Les États membres ont mis en place un système d'échange d'informations sur leurs transactions commerciales qui comporte une base informatique européenne des assujettis à la TVA, consultable tant par les administrations que par les entreprises, et un réseau informatisé de recoupement des acquisitions communautaires dit VIES (pour VAT information exchange system ), à l'usage des administrations.
Chaque État membre enregistre sur le système VIES les déclarations de livraisons intracommunautaires de ses entreprises. Les administrations fiscales peuvent alors recouper les données de VIES avec les montants des acquisitions intracommunautaires déclarées par leurs opérateurs nationaux pour identifier les discordances éventuelles. En cas d'anomalie, elles peuvent demander l'assistance de leurs homologues des autres États membres, dans le cadre d'une coopération administrative élargie.

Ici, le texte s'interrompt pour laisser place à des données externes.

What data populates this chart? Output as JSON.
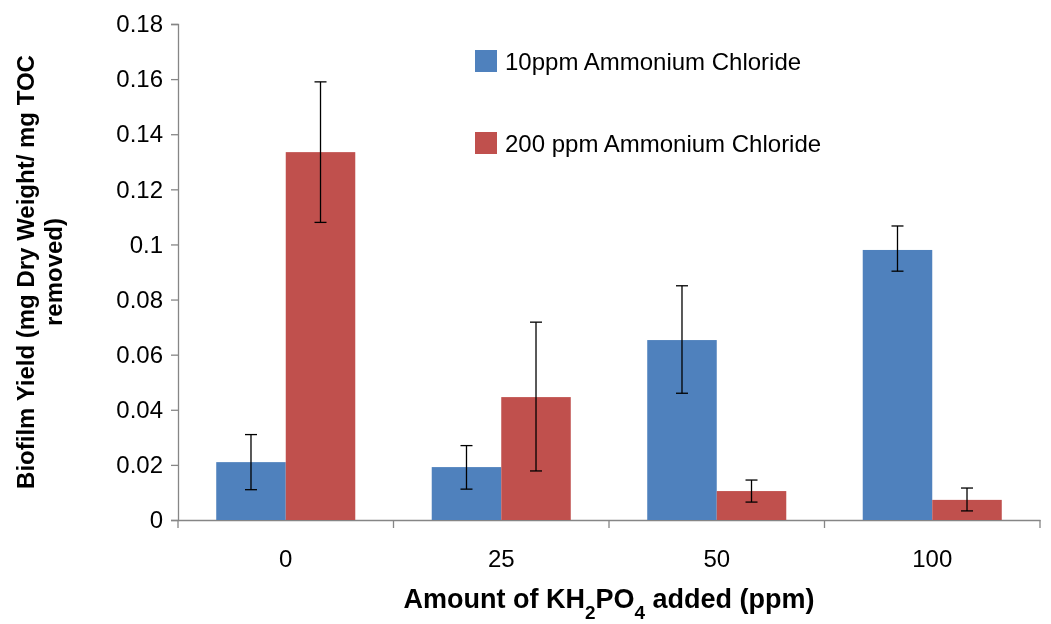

En France, un instrument juridique de contrôle supplémentaire a été mis à la disposition des administrations fiscales. Il s'agit du droit d'enquête, qui permet à la DGI et aux douanes d'effectuer des contrôles de facturation inopinés, en matière de TVA intracommunautaire uniquement. Par ailleurs, les contrôles à la circulation pratiqués par les douanes contribuent au contrôle des échanges intracommunautaires, sans leur être réservés.
Un service commun à la douane et à la DGI a été créé pour développer les échanges d'informations entre les deux administrations, assurer l'assistance administrative due aux services fiscaux des autres États membres, et exploiter systématiquement les données intracommunautaires disponibles.
Ce dispositif de contrôle des échanges intracommunautaires apparaît encore très perfectible.
Tout d'abord, il reste difficile pour l'administration fiscale de faire la preuve de la fraude, une simple discordance entre les données VIES et les données nationales ne suffisant pas. Il est alors nécessaire de faire appel à l'assistance administrative internationale, dont la durée apparaît peu compatible avec les délais enserrant l'intervention sur place du vérificateur. Dans le cas des livraisons intracommunautaires, l'administration fiscale doit expertiser un faisceau d'indices pour contrôler la sortie effective du bien du territoire, ce qui aboutit en pratique à faire peser sur elle la charge de la preuve. Sur ce point, l'instauration d'un document d'accompagnement de la marchandise constituerait une amélioration notable.
D'autre part, la fréquence des contrôles apparaît faible au regard de la masse des transactions intracommunautaires. En 1996, il a été procédé en France à 800 droits d'enquête par les douanes et 1.500 par la DGI, à 6.000 contrôles de DEB, et à 12.000 contrôles à la circulation. Ces contrôles sont en outre beaucoup plus axés sur les acquisitions que sur les livraisons (dans un rapport de un à cinq). Or, les contrôles sur acquisitions sont largement des contrôles "pour ordre", puisque la TVA intracommunautaire redressée reste déductible. Ce sont les livraisons intracommunautaires non déclarées ou fictives qui alimentent les circuits occultes hors TVA ou les demandes de remboursement indues.
Au-delà des contrôles nationaux, les instruments de recoupement communautaires présentent des faiblesses constitutives.
D'une part, les données enregistrées sur le système VIES ne sont pas suffisamment stables dans le temps pour être correctement exploitables. Elles font l'objet de rectifications de la part des États membres sur des périodes trop longues et pour des montants trop importants. Ces corrections tardives et répétées sont de nature à décourager les administrations fiscales de vérifier des discordances qui se révéleraient seulement apparentes. Il serait donc souhaitable que la Commission européenne fixe des dates butoirs plus contraignantes aux services chargés d'alimenter le système VIES.
D'autre part, le système VIES souffre d'avoir été conçu sur un mode unilatéral. En effet, il n'enregistre que les déclarations d'acquisitions intracommunautaires alors que pour permettre des recoupements vraiment efficaces, il faudrait qu'il enregistre systématiquement les déclarations de livraisons intracommunautaires. Mais ce "bouclage" du système VIES a été rejeté lors de sa création, car une majorité d'États membres a souhaité ne pas imposer trop d'obligations déclaratives à leurs entreprises. En effet, pour être accepté et efficace, le régime de TVA intracommunautaire doit rester simple et économique.